Is it possible that some feminist fathers’ best intentions can have the unintended consequence of isolation? Perhaps the pendulum has swung too far into the wilderness for some of those Zahl calls “educated blue-state dads.” “It’s like a karmic thing,” he said. “Men have had it good for so long, and some of the sensitive ones are like, Okay, I’ll take it — depression or loneliness. These are the dads who seem to be going to such lengths not to be “that guy.” Maybe they’re overcompensating for who their dads were.”

A lonely man will put pressure on his partner for connection, and when that person is already maxed out caring for a baby, you’ve got yourself a powder keg of bad vibes. This was borne out in the responses to my survey prompt about partner intimacy.

“I feel like she is angry with me a lot, but she doesn’t say it. We are both really lucky to have each other, but it makes me very sad to think she is okay with our relationship being on the back burner.”

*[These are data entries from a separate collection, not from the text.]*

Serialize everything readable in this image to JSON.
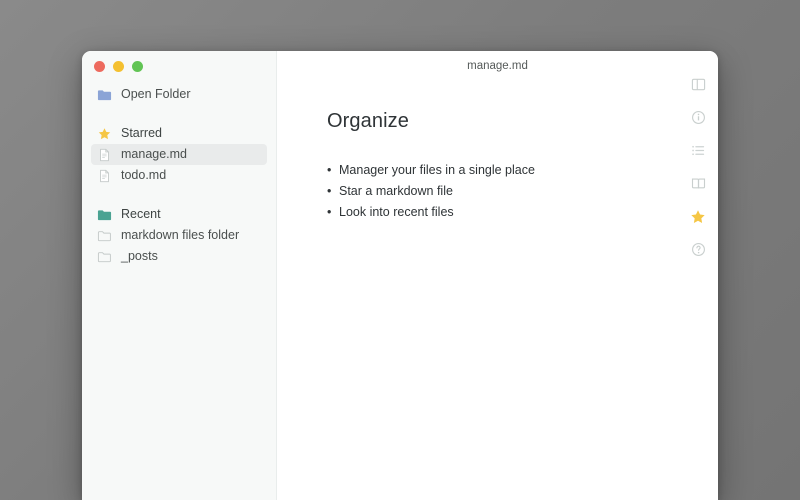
{
  "window": {
    "title": "manage.md",
    "traffic_lights": [
      {
        "name": "close-button",
        "color": "#ed6a5e"
      },
      {
        "name": "minimize-button",
        "color": "#f4c030"
      },
      {
        "name": "maximize-button",
        "color": "#61c454"
      }
    ]
  },
  "sidebar": {
    "open_folder": {
      "label": "Open Folder",
      "icon": "folder-icon",
      "color": "#8ba4d6"
    },
    "starred": {
      "label": "Starred",
      "icon": "star-icon",
      "color": "#f5c645",
      "files": [
        {
          "label": "manage.md",
          "icon": "markdown-file-icon",
          "selected": true
        },
        {
          "label": "todo.md",
          "icon": "markdown-file-icon",
          "selected": false
        }
      ]
    },
    "recent": {
      "label": "Recent",
      "icon": "folder-icon",
      "color": "#4aa392",
      "folders": [
        {
          "label": "markdown files folder",
          "icon": "folder-outline-icon"
        },
        {
          "label": "_posts",
          "icon": "folder-outline-icon"
        }
      ]
    }
  },
  "document": {
    "heading": "Organize",
    "bullets": [
      "Manager your files in a single place",
      "Star a markdown file",
      "Look into recent files"
    ]
  },
  "toolbar": {
    "items": [
      {
        "name": "sidebar-toggle-icon",
        "active": false
      },
      {
        "name": "info-icon",
        "active": false
      },
      {
        "name": "outline-list-icon",
        "active": false
      },
      {
        "name": "reading-mode-icon",
        "active": false
      },
      {
        "name": "star-icon",
        "active": true
      },
      {
        "name": "help-icon",
        "active": false
      }
    ],
    "accent_color": "#f5c645",
    "idle_color": "#c9cfce"
  }
}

“I try to respect the fact that my partner is always needed by someone in the house, so I push my wants/needs to the bottom of the list of importance but feel like in turn that has landed us in a rut that is extremely hard to get out of.”

“It’s hard to feel sexy/find the right time to want to have sex when you’ve just been through the trenches with someone all day/week.”

Thirty-eight percent of respondents said they were satisfied with their sex life since having kids — higher than I would have guessed — and there was abundant sympathy for the demands of motherhood. I was surprised at how many dads referred to their partner as “touched out”; I’d only ever heard mothers use this term with one another, in private. But having a touched-out partner breeds a consequent feeling of loneliness and shame. As one dad said, “I can’t help feeling like I’m the problem.” Perhaps men need a term to describe the feeling of wanting the intimacy that the conditions of their lives have made impossible. But to start using such a term, they first need to start hanging out together and talking about it.

There is no map for this place where many hetero couples with young kids find themselves. Libidos fluctuate, and no one should be duty bound to have sex. But libidos are just the tip, haha, of the iceberg. The demands of nuclear-family life are so totalizing that many couples don’t have time to nurture whatever intimacy was once there. There are kids in the bed. There are no parents nearby to babysit. There’s no time for any of it, whether the will is there or not.

Left-leaning feminist culture has been hard at work dismantling structures of shame and silence, and we’ve been calling in dads to feel cherished and useful in their fatherly roles. If domestic equality is what we’re all pushing for, everyone needs to have a voice. Maybe this is where new dads need one another as much as they need their partners. They need their experiences reflected back to them in the Zeitgeist alongside touched out and mom rage. They need a language to describe their experience.

At the end of King, Warrior, Magician, Lover, the authors write, “In the present crisis in masculinity we do not need, as some feminists are saying, less masculine power. We need more … We need to develop a sense of calmness about masculine power so we don’t have to act out dominating, disempowering behavior toward others.”

This is a lot to take in all these decades later. The dads I know today are neither dominant nor disempowering. They’re good people doing their best. Many are plenty calm about their “masculine power.” But they could use some quality hangs and a sense of belonging to a culture of family life that extends beyond the fraying edges of their home.